TL;DR — Agno (formerly Phidata) is a lightweight Python framework for building model-agnostic agents. Agents instantiate in microseconds with zero overhead. It supports all major providers, has built-in tools (web search, file I/O, SQL, APIs), vector-backed knowledge bases, persistent memory, and a team abstraction for multi-agent coordination. Designed to be fast, simple, and production-ready without a heavy framework tax.
What it is
Agno gives you one Agent class. Pass it a model, tools, knowledge, and instructions — it handles the tool-calling loop, memory, and structured output. Agents can work in teams with a leader that delegates tasks. No graph DSL, no chain abstractions — just Python classes with sensible defaults.
Why it exists
LangChain has too much surface. LangGraph requires graph thinking. Agno's bet: you should be able to build a production agent in 10 lines of Python with near-zero initialization overhead.
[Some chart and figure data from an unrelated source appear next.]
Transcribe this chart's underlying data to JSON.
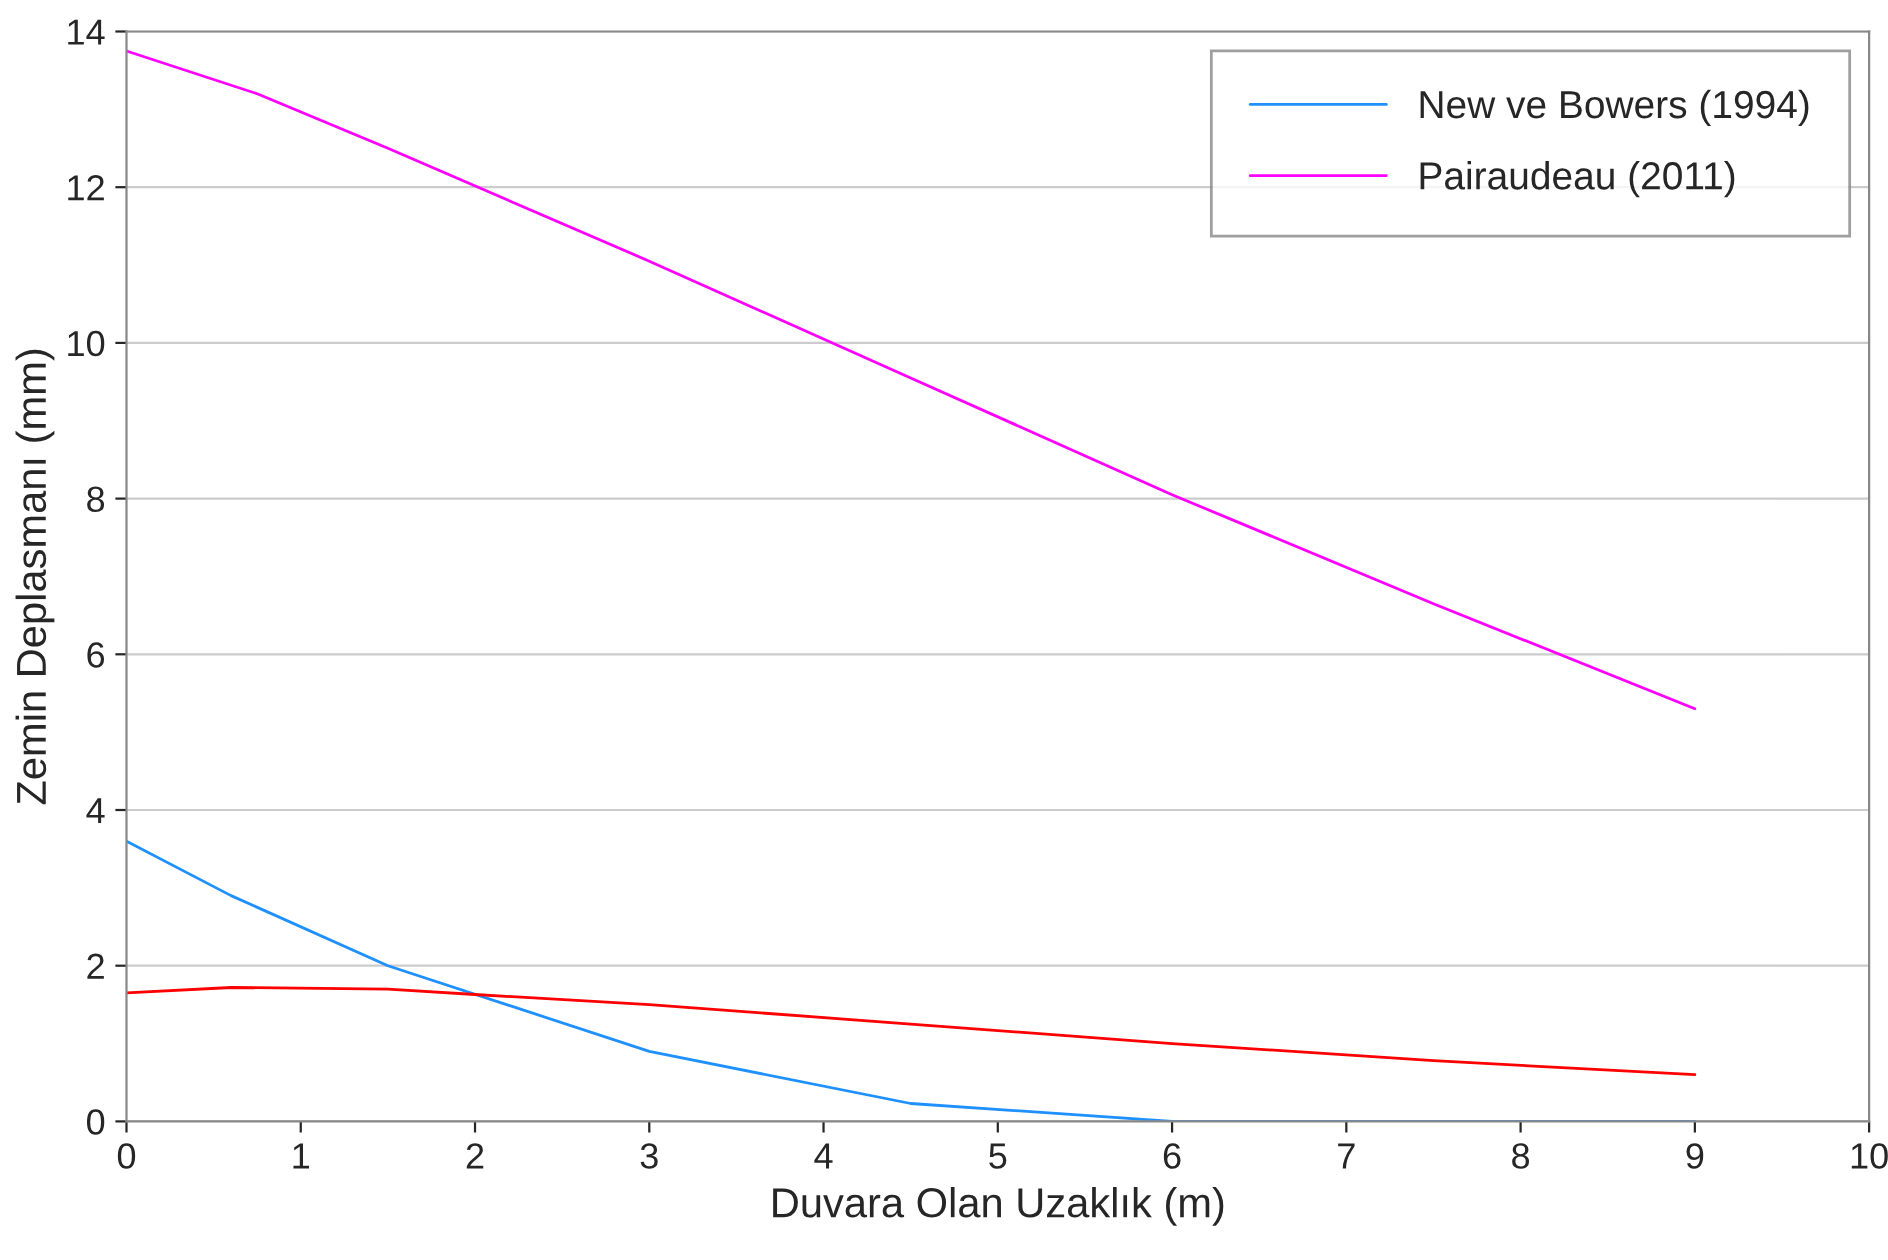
{
  "chart_data": {
    "type": "line",
    "xlabel": "Duvara Olan Uzaklık (m)",
    "ylabel": "Zemin Deplasmanı (mm)",
    "xlim": [
      0,
      10
    ],
    "xticks": [
      0,
      1,
      2,
      3,
      4,
      5,
      6,
      7,
      8,
      9,
      10
    ],
    "ylim": [
      0,
      14
    ],
    "yticks": [
      0,
      2,
      4,
      6,
      8,
      10,
      12,
      14
    ],
    "grid": "y",
    "legend": "top right",
    "series": [
      {
        "name": "New ve Bowers (1994)",
        "color": "#1e90ff",
        "x": [
          0,
          0.6,
          1.5,
          3,
          4.5,
          6,
          7.5,
          9
        ],
        "values": [
          3.6,
          2.9,
          2.0,
          0.9,
          0.23,
          0,
          0,
          0
        ]
      },
      {
        "name": "Pairaudeau (2011)",
        "color": "#ff00ff",
        "x": [
          0,
          0.75,
          1.5,
          3,
          4.5,
          6,
          7.5,
          9
        ],
        "values": [
          13.75,
          13.2,
          12.5,
          11.05,
          9.55,
          8.05,
          6.65,
          5.3
        ]
      },
      {
        "color": "#ff0000",
        "x": [
          0,
          0.6,
          1.5,
          2,
          3,
          4.5,
          6,
          7.5,
          9
        ],
        "values": [
          1.65,
          1.72,
          1.7,
          1.63,
          1.5,
          1.25,
          1.0,
          0.78,
          0.6
        ]
      }
    ]
  }
}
It grew out of Phidata's infrastructure tooling and keeps that pragmatic, "just make it work" philosophy.
Install & setup
pip install agno
export OPENAI_API_KEY=sk-...
Basic agent
from agno.agent import Agent
from agno.models.openai import OpenAIChat
agent = Agent(
model=OpenAIChat(id="gpt-4o"),
instructions=["You are a helpful assistant."],
markdown=True,
)
agent.print_response("What is vLLM?", stream=True)
Tools
from agno.agent import Agent
from agno.tools.duckduckgo import DuckDuckGoTools
agent = Agent(
model=OpenAIChat(id="gpt-4o"),
tools=[DuckDuckGoTools()],
instructions=["Always include sources."],
show_tool_calls=True,
)
agent.print_response("Search for recent vLLM updates")
Knowledge bases
from agno.agent import Agent
from agno.knowledge.pdf import PDFKnowledgeBase
from agno.vectordb.pgvector import PgVector
knowledge = PDFKnowledgeBase(
path="docs/",
vector_db=PgVector(table_name="docs", db_url="postgresql://..."),
)
knowledge.load()
agent = Agent(knowledge=knowledge, search_knowledge=True)
Structured output
from pydantic import BaseModel
class MovieReview(BaseModel):
title: str
rating: float
summary: str
agent = Agent(model=OpenAIChat(id="gpt-4o"), response_model=MovieReview)
review = agent.run("Review the movie Inception")
print(review.content) # MovieReview object
Teams
from agno.agent import Agent
from agno.team import Team
researcher = Agent(name="Researcher", role="Research topics", tools=[DuckDuckGoTools()])
writer = Agent(name="Writer", role="Write summaries")
team = Team(
agents=[researcher, writer],
instructions=["Research first, then write."],
show_tool_calls=True,
)
team.print_response("Write a summary of PagedAttention")
When to use, when to skip
Use it when you want a lightweight, fast-to-start agent framework without heavy abstractions. Great for API backends, chatbots, and data processing pipelines where you want agents that initialize in microseconds.
Skip it when you need complex graph-based control flow (LangGraph), rich middleware (LangChain v1), or established multi-agent conversation patterns (AutoGen).
vs the alternatives
| Tool | Best for | Trade-off |
|---|---|---|
| Agno | Fast, lightweight, pragmatic agents | Smaller community |
| LangChain | Rich ecosystem, middleware, integrations | Heavier |
| Pydantic AI | Type-safe, test-friendly agents | Less built-in tooling |
| Smolagents | Code-first, minimal | Less production features |
Verified against Agno docs (docs.agno.com), May 2026.